Novel Snow ini cukup memakan waktu untuk dapat saya selesaikan. Ini disebabkan oleh lambatnya narasi novel ini yang seolah tak sesuai dengan tema politik yang diambilnya. Akibatnya, butuh ketabahan untuk dapat bertahan sampai akhir, untuk kemudian tercengang oleh akhir cerita. Jadi, kalau Anda ingin baca buku ini, bersiaplah untuk tabah menerima kelambatan cerita, saya yakin Anda tidak akan merugi.

***

Novel ini berkisah tentang Kerim Alakusoglu, seorang penyair Turki asal Istanbul yang tinggal di Frankfurt, Jerman, sebagai pengungsi politik. Ia hidup dari kota ke kota di Jerman untuk membaca puisi dalam bahasa Turki, untuk para penonton Turki. Ka, nama yang ia pilih untuk mengganti nama aslinya, telah tinggal lebih dari sepuluh tahun di Frankfurt.

Di sebuah bulan Februari, Ka meninggalkan Frankfurut untuk mengunjungi sebuah kota perbatasan dengan Armenia, Kars. Kota yang bukan fiktif ini terletak di ketinggian lebih dari 1500 m. Karena situasi geografis dan ketinggiannya itulah taklah mengherankan, jika pada bulan Februari, salju turun tanpa henti di sana.

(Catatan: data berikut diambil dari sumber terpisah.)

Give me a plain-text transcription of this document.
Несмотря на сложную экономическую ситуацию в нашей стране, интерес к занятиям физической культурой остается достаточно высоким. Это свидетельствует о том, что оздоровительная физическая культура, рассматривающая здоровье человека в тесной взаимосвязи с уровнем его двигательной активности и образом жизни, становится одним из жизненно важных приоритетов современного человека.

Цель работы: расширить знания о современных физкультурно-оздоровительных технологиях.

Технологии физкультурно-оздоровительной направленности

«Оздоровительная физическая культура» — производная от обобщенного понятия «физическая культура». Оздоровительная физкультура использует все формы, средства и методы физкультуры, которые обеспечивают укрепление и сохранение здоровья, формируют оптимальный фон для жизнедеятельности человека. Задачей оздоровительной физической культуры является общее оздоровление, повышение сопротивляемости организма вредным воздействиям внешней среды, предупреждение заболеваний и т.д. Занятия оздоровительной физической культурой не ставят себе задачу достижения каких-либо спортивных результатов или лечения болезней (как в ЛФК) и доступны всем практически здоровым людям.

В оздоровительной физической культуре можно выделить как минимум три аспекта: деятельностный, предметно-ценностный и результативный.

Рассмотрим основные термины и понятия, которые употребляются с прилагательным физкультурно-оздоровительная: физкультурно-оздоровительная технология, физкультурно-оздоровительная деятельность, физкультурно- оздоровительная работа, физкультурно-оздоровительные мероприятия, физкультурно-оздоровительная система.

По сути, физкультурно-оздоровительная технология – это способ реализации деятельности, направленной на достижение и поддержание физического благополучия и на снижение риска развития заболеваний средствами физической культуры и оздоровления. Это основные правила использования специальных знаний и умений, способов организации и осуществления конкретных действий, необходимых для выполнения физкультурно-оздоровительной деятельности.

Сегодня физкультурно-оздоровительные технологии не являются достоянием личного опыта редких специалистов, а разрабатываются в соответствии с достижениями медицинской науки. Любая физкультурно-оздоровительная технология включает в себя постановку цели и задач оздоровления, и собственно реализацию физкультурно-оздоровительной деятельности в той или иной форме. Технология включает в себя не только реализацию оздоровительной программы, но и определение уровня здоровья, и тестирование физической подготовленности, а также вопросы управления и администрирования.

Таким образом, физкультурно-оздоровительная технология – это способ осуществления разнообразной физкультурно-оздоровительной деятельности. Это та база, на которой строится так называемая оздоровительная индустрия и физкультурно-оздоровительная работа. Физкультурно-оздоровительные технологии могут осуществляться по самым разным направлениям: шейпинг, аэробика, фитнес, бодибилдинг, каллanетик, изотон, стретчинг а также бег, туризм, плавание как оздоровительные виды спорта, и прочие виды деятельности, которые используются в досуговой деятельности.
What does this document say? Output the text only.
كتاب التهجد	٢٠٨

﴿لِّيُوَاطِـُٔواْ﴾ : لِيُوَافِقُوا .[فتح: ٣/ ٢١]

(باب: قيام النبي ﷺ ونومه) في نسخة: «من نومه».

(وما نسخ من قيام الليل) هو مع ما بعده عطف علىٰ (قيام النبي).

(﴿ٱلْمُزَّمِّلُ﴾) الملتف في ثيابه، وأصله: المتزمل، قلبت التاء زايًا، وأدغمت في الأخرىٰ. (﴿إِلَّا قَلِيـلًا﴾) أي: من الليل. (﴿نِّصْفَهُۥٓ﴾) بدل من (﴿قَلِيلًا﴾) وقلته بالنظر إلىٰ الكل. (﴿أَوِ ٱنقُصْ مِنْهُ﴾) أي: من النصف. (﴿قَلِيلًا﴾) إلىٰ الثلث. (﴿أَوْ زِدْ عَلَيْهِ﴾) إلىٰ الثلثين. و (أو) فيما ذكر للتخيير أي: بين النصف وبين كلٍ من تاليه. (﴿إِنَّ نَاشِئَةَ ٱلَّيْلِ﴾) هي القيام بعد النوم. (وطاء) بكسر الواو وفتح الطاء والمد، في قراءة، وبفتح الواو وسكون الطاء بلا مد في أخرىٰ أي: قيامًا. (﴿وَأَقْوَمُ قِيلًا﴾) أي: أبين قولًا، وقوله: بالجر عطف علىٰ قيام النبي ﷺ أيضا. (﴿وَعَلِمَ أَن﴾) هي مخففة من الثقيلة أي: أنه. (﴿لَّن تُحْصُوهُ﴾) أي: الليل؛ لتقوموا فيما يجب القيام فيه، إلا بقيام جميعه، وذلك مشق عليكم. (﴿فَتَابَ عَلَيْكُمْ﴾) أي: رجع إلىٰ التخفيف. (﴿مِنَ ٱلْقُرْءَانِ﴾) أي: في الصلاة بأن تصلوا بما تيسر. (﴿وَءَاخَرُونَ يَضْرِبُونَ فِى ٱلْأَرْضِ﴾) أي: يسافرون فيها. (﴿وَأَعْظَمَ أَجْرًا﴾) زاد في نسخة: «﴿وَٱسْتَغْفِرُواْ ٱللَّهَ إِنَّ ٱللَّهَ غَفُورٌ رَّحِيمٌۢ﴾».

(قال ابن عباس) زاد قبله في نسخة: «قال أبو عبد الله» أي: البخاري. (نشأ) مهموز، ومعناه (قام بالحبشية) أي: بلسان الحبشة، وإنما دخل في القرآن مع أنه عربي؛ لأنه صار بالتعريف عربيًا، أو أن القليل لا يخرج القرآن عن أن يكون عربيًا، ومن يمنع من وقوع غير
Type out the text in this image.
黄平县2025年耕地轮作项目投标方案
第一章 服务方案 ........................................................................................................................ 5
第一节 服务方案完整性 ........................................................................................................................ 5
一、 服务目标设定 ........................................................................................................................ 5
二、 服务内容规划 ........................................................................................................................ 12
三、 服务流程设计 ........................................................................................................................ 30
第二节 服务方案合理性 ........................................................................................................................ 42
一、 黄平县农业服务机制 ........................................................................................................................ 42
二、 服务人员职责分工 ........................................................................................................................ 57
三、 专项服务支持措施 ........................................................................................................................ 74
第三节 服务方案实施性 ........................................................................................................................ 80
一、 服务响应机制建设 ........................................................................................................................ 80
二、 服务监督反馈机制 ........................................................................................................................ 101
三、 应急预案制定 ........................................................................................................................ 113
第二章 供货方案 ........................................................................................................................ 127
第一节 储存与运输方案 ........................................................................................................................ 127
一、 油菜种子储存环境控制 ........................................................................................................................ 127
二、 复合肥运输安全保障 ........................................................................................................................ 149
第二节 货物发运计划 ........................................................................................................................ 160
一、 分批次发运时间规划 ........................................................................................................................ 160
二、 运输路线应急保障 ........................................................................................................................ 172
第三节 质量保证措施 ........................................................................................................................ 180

Ke kota yang bersalju itulah, Ka berangkat. Alasan resmi keberangkatannya adalah untuk sebuah laporan jurnalistik mengenai pemilihan umum lokal dan epidemi bunuh diri yang menghinggapi sejumlah wanita di sana. Meski demikian, alasan sebenarnya mengunjungi Kars adalah untuk Ipek, seorang perempuan yang dicintainya sejak lama, dan baru saja bercerai dari suaminya. Mantan suami Ipek, Muhtar, adalah salah seorang kandidat dalam pemilihan ini. Ia mewakili Partai Kesejahteraan (Prosperity Party), partai yang beraliran Islam relatif moderat.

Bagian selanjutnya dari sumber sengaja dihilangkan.